ILQ Australia’s Director, James O’Neill, explained: “Many brokers will have concerns in regard to ASIC’s proposal to ‘close’ the written direction exemption. This will have a significant impact on STP brokers. In my view, this will result in significant changes to Prime Broker and prime of prime broker arrangements and may also result in consolidation within the FX market in Australia.”

“The increased capital to operate coupled with rising operational costs may force less-capitalized STP brokers to take greater risks to stay profitable. This would likely mean internalizing more risk on the brokers’ book due to margin constraints at their hedging counter-party, or simply passing on these increased costs onto the client. A natural flow-on effect would be consolidation within the industry and a heightened barrier to entry,” noted Simon Stephen, Managing Partner of Charterprime.

A Step in the Right Direction Nonetheless?

While compliance and capital requirements for brokers are going to become more burdensome for many, the industry is responding in a positive way to the changes. A spokesperson for the CFD Trading & Compliance Forum in London, a broker-led members’ forum that addresses key matters impacting the CFDs industry, commented: “Client money protection and assurance policies are a step in the right direction and will definitely give the trading community the much needed confidence and comfort that during difficult times there are adequate systems and controls in place to safeguard their funds & assets.”

Charterprime’s Managing Partner Simon Stephen shared: “I believe ASIC has taken a step in the right direction in exercising their power to make new client money rules. Undoubtedly, this will simultaneously reduce counterparty risk and provide more transparency with increased reporting standards.

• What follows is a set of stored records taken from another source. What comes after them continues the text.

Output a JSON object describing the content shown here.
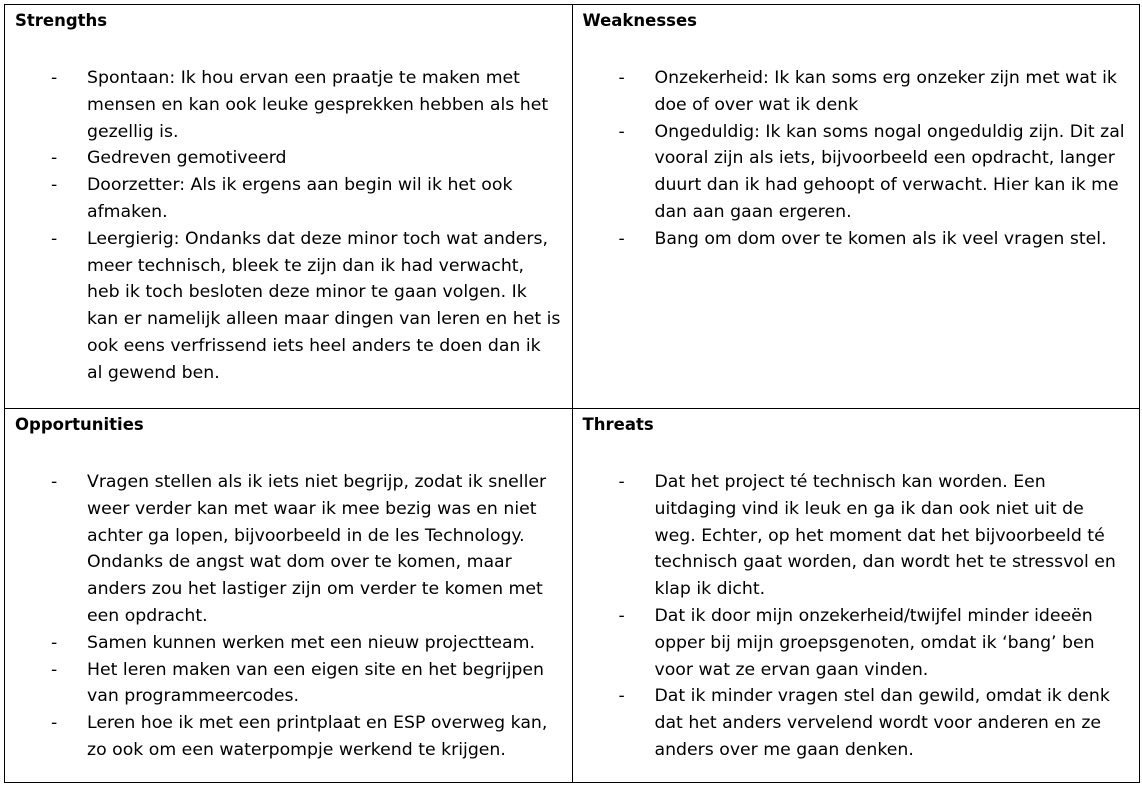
{
  "swot": {
    "strengths": {
      "title": "Strengths",
      "items": [
        "Spontaan: Ik hou ervan een praatje te maken met mensen en kan ook leuke gesprekken hebben als het gezellig is.",
        "Gedreven gemotiveerd",
        "Doorzetter: Als ik ergens aan begin wil ik het ook afmaken.",
        "Leergierig: Ondanks dat deze minor toch wat anders, meer technisch, bleek te zijn dan ik had verwacht, heb ik toch besloten deze minor te gaan volgen. Ik kan er namelijk alleen maar dingen van leren en het is ook eens verfrissend iets heel anders te doen dan ik al gewend ben."
      ]
    },
    "weaknesses": {
      "title": "Weaknesses",
      "items": [
        "Onzekerheid: Ik kan soms erg onzeker zijn met wat ik doe of over wat ik denk",
        "Ongeduldig: Ik kan soms nogal ongeduldig zijn. Dit zal vooral zijn als iets, bijvoorbeeld een opdracht, langer duurt dan ik had gehoopt of verwacht. Hier kan ik me dan aan gaan ergeren.",
        "Bang om dom over te komen als ik veel vragen stel."
      ]
    },
    "opportunities": {
      "title": "Opportunities",
      "items": [
        "Vragen stellen als ik iets niet begrijp, zodat ik sneller weer verder kan met waar ik mee bezig was en niet achter ga lopen, bijvoorbeeld in de les Technology. Ondanks de angst wat dom over te komen, maar anders zou het lastiger zijn om verder te komen met een opdracht.",
        "Samen kunnen werken met een nieuw projectteam.",
        "Het leren maken van een eigen site en het begrijpen van programmeercodes.",
        "Leren hoe ik met een printplaat en ESP overweg kan, zo ook om een waterpompje werkend te krijgen."
      ]
    },
    "threats": {
      "title": "Threats",
      "items": [
        "Dat het project té technisch kan worden. Een uitdaging vind ik leuk en ga ik dan ook niet uit de weg. Echter, op het moment dat het bijvoorbeeld té technisch gaat worden, dan wordt het te stressvol en klap ik dicht.",
        "Dat ik door mijn onzekerheid/twijfel minder ideeën opper bij mijn groepsgenoten, omdat ik ‘bang’ ben voor wat ze ervan gaan vinden.",
        "Dat ik minder vragen stel dan gewild, omdat ik denk dat het anders vervelend wordt voor anderen en ze anders over me gaan denken."
      ]
    },
    "bullet": "-"
  }
}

It's our view that these changes, whilst designed to protect client money will have profound changes on the OTC derivatives space in Australia."

“In principle, ASIC’s consultation paper relating to client money, is positive for the industry. The carve-out for non-OTC derivatives is both expected and appropriate,” ILQ Australia’s Director O’Neill adds.

OANDA Australia’s Anthony Griffin elaborated on the magnitude of the changes: “For years now, Australia has stood out as the only market in the world that allows brokers to hedge client positions with the customer’s own money.”

“This new law will bring us into line with other international markets that ensure client funds are protected and secure, not only safeguarding investors but also ensuring the Australian FX and CFD markets are underpinned by a strong regulatory framework,” Griffin elaborated.

Prospects and Considerations

Coming back to the long term implications, there are many unknowns when it comes to the real impact of the changes to the Australian market. According to Sophie Gerber, while some brokers may fold or sell their assets, ASIC could in theory start issuing more licenses due to the new, stricter rules.

Another point Mrs Gerber elaborated on is on whether we will see local brokers move towards a 'sophisticated' investor model: “Given clients that meet the wholesale investor test are carved out from the client money rules, meaning that their funds can still be used by the broker to hedge their positions.”

Regardless of the changes to the Australian market, brokers that are operating with a solid business model still have a future. While in the short term their capital requirements may go up, interest from clients in opening a trading account may increase due to the additional protection provided by the law.

Until we see the endgame, brokers have close to 10 months to reassess their options and submit their comments to ASIC and take measures to address the upcoming regulatory changes.